Le foto della Taro segnano una progressiva commossa partecipazione alle vicende di guerra e ai drammi che genera. La sua scelta è politica, la fotografa è un’antifascista che sente l’urgenza di essere testimone solidale: sta quindi dalla parte delle vittime, delle città distrutte, dei rifugiati. Oltre alla pressione della stampa di sinistra per la quale lavora, oltre al desiderio di essere in prima linea che la porta ad uno sprezzo del pericolo fino a rischiare la vita, c’è nei suoi scatti una partecipazione personale che la riscatta da ogni forma di esibizionismo.
Nel libro “La ragazza con la Leica” la narrazione biografica non è lineare. Essa si svolge su tre piani diversi, attraverso ricordi e testimonianze che si intersecano e si fondono. Quella di Willy Chardack, innamorato non corrisposto di Gerda. Quella di Ruth Cerf, l’amica. Quella di Georg Kuritzkes il fidanzato della ragazza prima che questa incontrasse Capa.

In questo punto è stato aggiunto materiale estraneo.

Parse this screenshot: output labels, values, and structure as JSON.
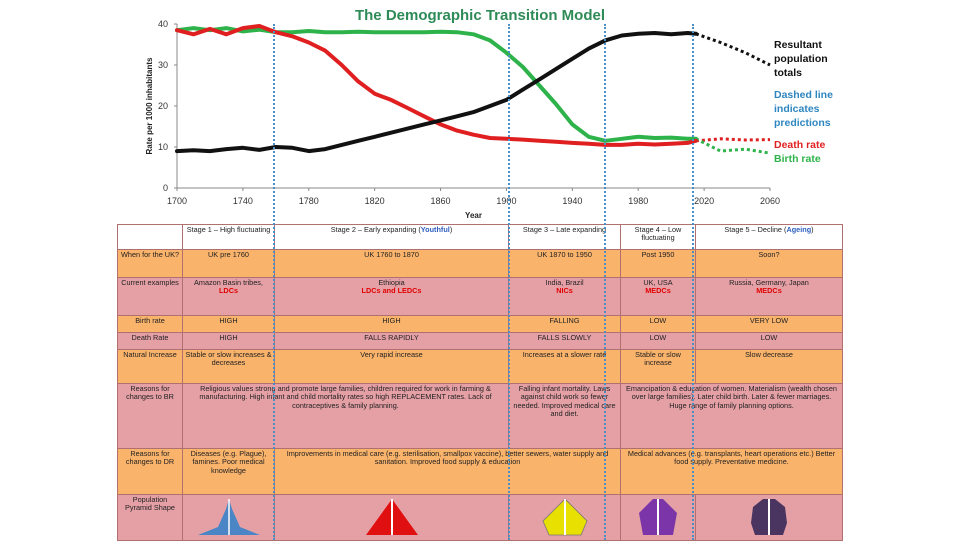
{
  "chart_data": {
    "type": "line",
    "title": "The Demographic Transition Model",
    "xlabel": "Year",
    "ylabel": "Rate per 1000 inhabitants",
    "xlim": [
      1700,
      2060
    ],
    "ylim": [
      0,
      40
    ],
    "xticks": [
      1700,
      1740,
      1780,
      1820,
      1860,
      1900,
      1940,
      1980,
      2020,
      2060
    ],
    "yticks": [
      0,
      10,
      20,
      30,
      40
    ],
    "grid": false,
    "stage_boundaries": [
      1760,
      1900,
      1950,
      2015
    ],
    "series": [
      {
        "name": "Birth rate",
        "color": "#2db34a",
        "x": [
          1700,
          1710,
          1720,
          1730,
          1740,
          1750,
          1760,
          1770,
          1780,
          1790,
          1800,
          1810,
          1820,
          1830,
          1840,
          1850,
          1860,
          1870,
          1880,
          1890,
          1900,
          1910,
          1920,
          1930,
          1940,
          1950,
          1960,
          1970,
          1980,
          1990,
          2000,
          2010,
          2015
        ],
        "y": [
          38.5,
          39.0,
          38.5,
          39.0,
          38.2,
          38.6,
          38.0,
          38.0,
          38.3,
          38.0,
          38.0,
          38.1,
          38.0,
          38.0,
          38.0,
          38.0,
          38.1,
          38.0,
          37.5,
          36.0,
          33.0,
          29.5,
          25.0,
          20.5,
          15.5,
          12.5,
          11.5,
          12.0,
          12.5,
          12.2,
          12.3,
          12.0,
          12.0
        ]
      },
      {
        "name": "Death rate",
        "color": "#e02020",
        "x": [
          1700,
          1710,
          1720,
          1730,
          1740,
          1750,
          1760,
          1770,
          1780,
          1790,
          1800,
          1810,
          1820,
          1830,
          1840,
          1850,
          1860,
          1870,
          1880,
          1890,
          1900,
          1910,
          1920,
          1930,
          1940,
          1950,
          1960,
          1970,
          1980,
          1990,
          2000,
          2010,
          2015
        ],
        "y": [
          38.5,
          37.5,
          38.8,
          37.5,
          39.0,
          39.5,
          38.0,
          37.0,
          35.5,
          33.5,
          30.0,
          26.0,
          23.0,
          21.5,
          19.5,
          17.5,
          15.5,
          14.0,
          13.0,
          12.2,
          12.0,
          11.8,
          11.5,
          11.3,
          11.0,
          10.8,
          10.5,
          10.5,
          10.8,
          10.6,
          10.8,
          11.0,
          11.5
        ]
      },
      {
        "name": "Resultant population totals",
        "color": "#111111",
        "x": [
          1700,
          1710,
          1720,
          1730,
          1740,
          1750,
          1760,
          1770,
          1780,
          1790,
          1800,
          1810,
          1820,
          1830,
          1840,
          1850,
          1860,
          1870,
          1880,
          1890,
          1900,
          1910,
          1920,
          1930,
          1940,
          1950,
          1960,
          1970,
          1980,
          1990,
          2000,
          2010,
          2015
        ],
        "y": [
          9.0,
          9.2,
          9.0,
          9.5,
          9.8,
          9.3,
          10.0,
          9.8,
          9.0,
          9.5,
          10.5,
          11.5,
          12.5,
          13.5,
          14.5,
          15.5,
          16.5,
          17.5,
          18.5,
          20.0,
          21.5,
          24.0,
          26.5,
          29.0,
          31.5,
          34.0,
          36.0,
          37.2,
          37.6,
          37.8,
          37.5,
          37.8,
          37.6
        ]
      }
    ],
    "predictions": [
      {
        "series": "Resultant population totals",
        "color": "#111111",
        "x": [
          2015,
          2030,
          2045,
          2060
        ],
        "y": [
          37.6,
          35.5,
          33.0,
          30.0
        ]
      },
      {
        "series": "Death rate",
        "color": "#e02020",
        "x": [
          2015,
          2030,
          2045,
          2060
        ],
        "y": [
          11.5,
          12.0,
          11.7,
          11.8
        ]
      },
      {
        "series": "Birth rate",
        "color": "#2db34a",
        "x": [
          2015,
          2030,
          2045,
          2060
        ],
        "y": [
          12.0,
          9.0,
          9.5,
          8.5
        ]
      }
    ],
    "annotations": {
      "population": [
        "Resultant",
        "population",
        "totals"
      ],
      "dashed": [
        "Dashed line",
        "indicates",
        "predictions"
      ],
      "death": "Death rate",
      "birth": "Birth rate"
    }
  },
  "colors": {
    "orange_row": "#f9b36b",
    "pink_row": "#e5a0a6",
    "red_text": "#e00000",
    "blue_text": "#3060c0",
    "stage_line": "#4a90c8"
  },
  "table": {
    "stages": {
      "s1": "Stage 1 – High fluctuating",
      "s2_pre": "Stage 2 – Early expanding (",
      "s2_em": "Youthful",
      "s2_post": ")",
      "s3": "Stage 3 – Late expanding",
      "s4": "Stage 4 – Low fluctuating",
      "s5_pre": "Stage 5 – Decline (",
      "s5_em": "Ageing",
      "s5_post": ")"
    },
    "rows": {
      "when": {
        "label": "When for the UK?",
        "c1": "UK pre 1760",
        "c2": "UK 1760 to 1870",
        "c3": "UK 1870 to 1950",
        "c4": "Post 1950",
        "c5": "Soon?"
      },
      "examples": {
        "label": "Current examples",
        "c1": "Amazon Basin tribes,",
        "c1_red": "LDCs",
        "c2": "Ethiopia",
        "c2_red": "LDCs and LEDCs",
        "c3": "India, Brazil",
        "c3_red": "NICs",
        "c4": "UK, USA",
        "c4_red": "MEDCs",
        "c5": "Russia, Germany, Japan",
        "c5_red": "MEDCs"
      },
      "birth": {
        "label": "Birth rate",
        "c1": "HIGH",
        "c2": "HIGH",
        "c3": "FALLING",
        "c4": "LOW",
        "c5": "VERY LOW"
      },
      "death": {
        "label": "Death Rate",
        "c1": "HIGH",
        "c2": "FALLS RAPIDLY",
        "c3": "FALLS SLOWLY",
        "c4": "LOW",
        "c5": "LOW"
      },
      "natural": {
        "label": "Natural Increase",
        "c1": "Stable or slow increases & decreases",
        "c2": "Very rapid increase",
        "c3": "Increases at a slower rate",
        "c4": "Stable or slow increase",
        "c5": "Slow decrease"
      },
      "br_reasons": {
        "label": "Reasons for changes to BR",
        "c12": "Religious values strong and promote large families, children required for work in farming & manufacturing. High infant and child mortality rates so high REPLACEMENT rates. Lack of contraceptives & family planning.",
        "c3": "Falling infant mortality. Laws against child work so fewer needed. Improved medical care and diet.",
        "c45": "Emancipation & education of women. Materialism (wealth chosen over large families). Later child birth. Later & fewer marriages. Huge range of family planning options."
      },
      "dr_reasons": {
        "label": "Reasons for changes to DR",
        "c1": "Diseases (e.g. Plague), famines. Poor medical knowledge",
        "c23": "Improvements in medical care (e.g. sterilisation, smallpox vaccine), better sewers, water supply and sanitation. Improved food supply & education",
        "c45": "Medical advances (e.g. transplants, heart operations etc.) Better food supply. Preventative medicine."
      },
      "pyramid": {
        "label": "Population Pyramid Shape",
        "colors": [
          "#4a86c5",
          "#e01010",
          "#e8e000",
          "#7b35a8",
          "#4a3560"
        ]
      }
    }
  }
}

Lo stile narrativo segue il via vai altalenante dei ricordi che si susseguono, si intersecano e sfocano in dissolvenze temporali che rievocano sensazioni di luce, suoni e profumi. Non ci sono confini netti fra il presente assorto e perduto nell’inseguire la memoria e gli umori del passato. La lucidità e immediatezza del ricordo affiora con tale cristallina limpidezza da sfumare i contorni del presente. Il lettore diventa protagonista di questo gioco narrativo restandone coinvolto e affascinato.
Perché Gerba Taro? Perché è il ritratto di una donna forte, libera, intraprendente e capace. Una donna vera, di quelle che ogni uomo vorrebbe incontrare e di cui molti hanno, forse, paura.
«Ho capito che Gerda è un personaggio così forte perché passa come una stella cometa nelle vite degli amici e degli amanti; e sono gli sguardi degli altri che ne restituiscono tutta la luminescenza, tutta l’energia inafferrabile. Questa donna sapeva tirare fuori il meglio dagli altri, come accade quando ti innamori e provi energie nuove, ti senti potenziato…», dice la scrittrice in un’intervista.
«Era fatta così, era volubile e volitiva, un metro e mezzo di orgoglio e ambizione, senza i tacchi. Bisognava prenderla com’era: sincera fino a far male, affezionata a modo suo, sulla lunga durata» scrive nel libro.
“La ragazza con la Leica” è uscito a settembre 2017. Da allora i commenti si sono susseguiti in un crescendo di consensi. Il premio Strega assegnato alla Janeczek altro non è che il riconoscimento ufficiale di questi consensi.